On average, the mothers ate about half of their offspring, Dijkstra said, while some ate nearly 90 per cent.

He said they originally wanted to see how a species of mouthbrooder fish coped with the intense stress of keeping their offspring safe.

Blood parrot cichlids swim in aquarium at a local bar in Skopje, North Macedonia. (Ognen Teofilovski/Reuters)

"During the brooding ... they cannot eat. They're basically starving themselves," he said. "So it's very tempting for the mothers — you know, like, the babies are already in the mouth. Why not eat a couple? Or maybe even more than a couple?"

"It's a little dark, when you think about it."

It might seem counterintuitive for a mother to consume their young; after all, aren't they supposed to ensure the survival of their offspring, and the species as a whole?

Dijkstra said the evidence may seem "counterintuitive" at first glance, but in fact makes sense over the long run. As the mother cichlid is heavily burdened by mouthbrooding, consuming some — but not all — of her babies helps maintain her health and ensure she will have more children in the future.

"It's kind of like a family-planning type of phenomenon that is going on here," he said.

Two Midas cichlid (Amphilophus citrinellus) fish are seen in an aquarium at Hellabrunn zoo in Munich. (Alexandra Beier/Getty Images)

Dijkstra said that for now, there is only a correlative link between a mother cichlid having a stronger liver health and eating more of its offspring than less. He and his team are continuing their research to learn whether that connection is directly linked.
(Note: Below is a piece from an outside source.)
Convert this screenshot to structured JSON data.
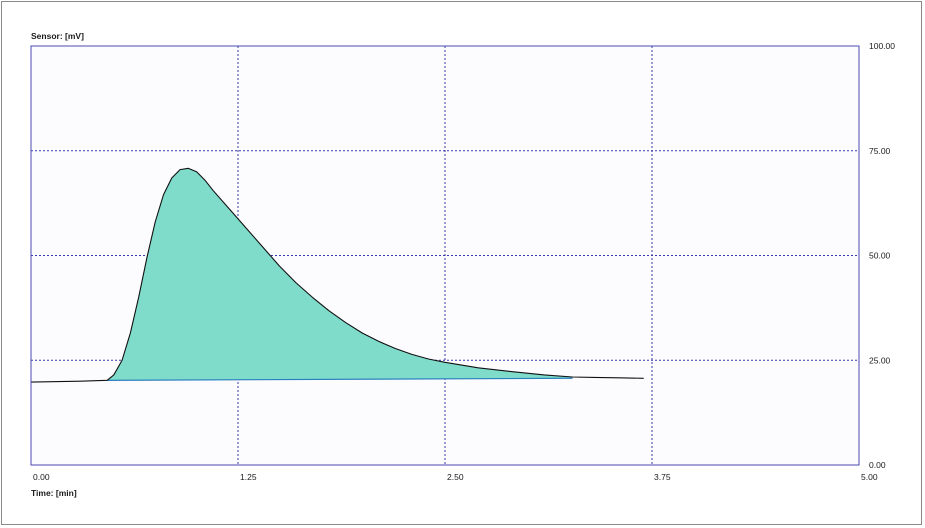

He noted that it was his student and the study's leader Jake Siwecki that first discovered the phenomenon, rather by accident.

"He actually told me, you know, 'I'm sure I put 25 eggs back into the mouth of the mother, but this mother here, I can only find 10 babies,'" said Dijkstra.

"And then we looked at each other and we were like, well, she probably ate the rest."

Interview produced by Chris Trowbridge.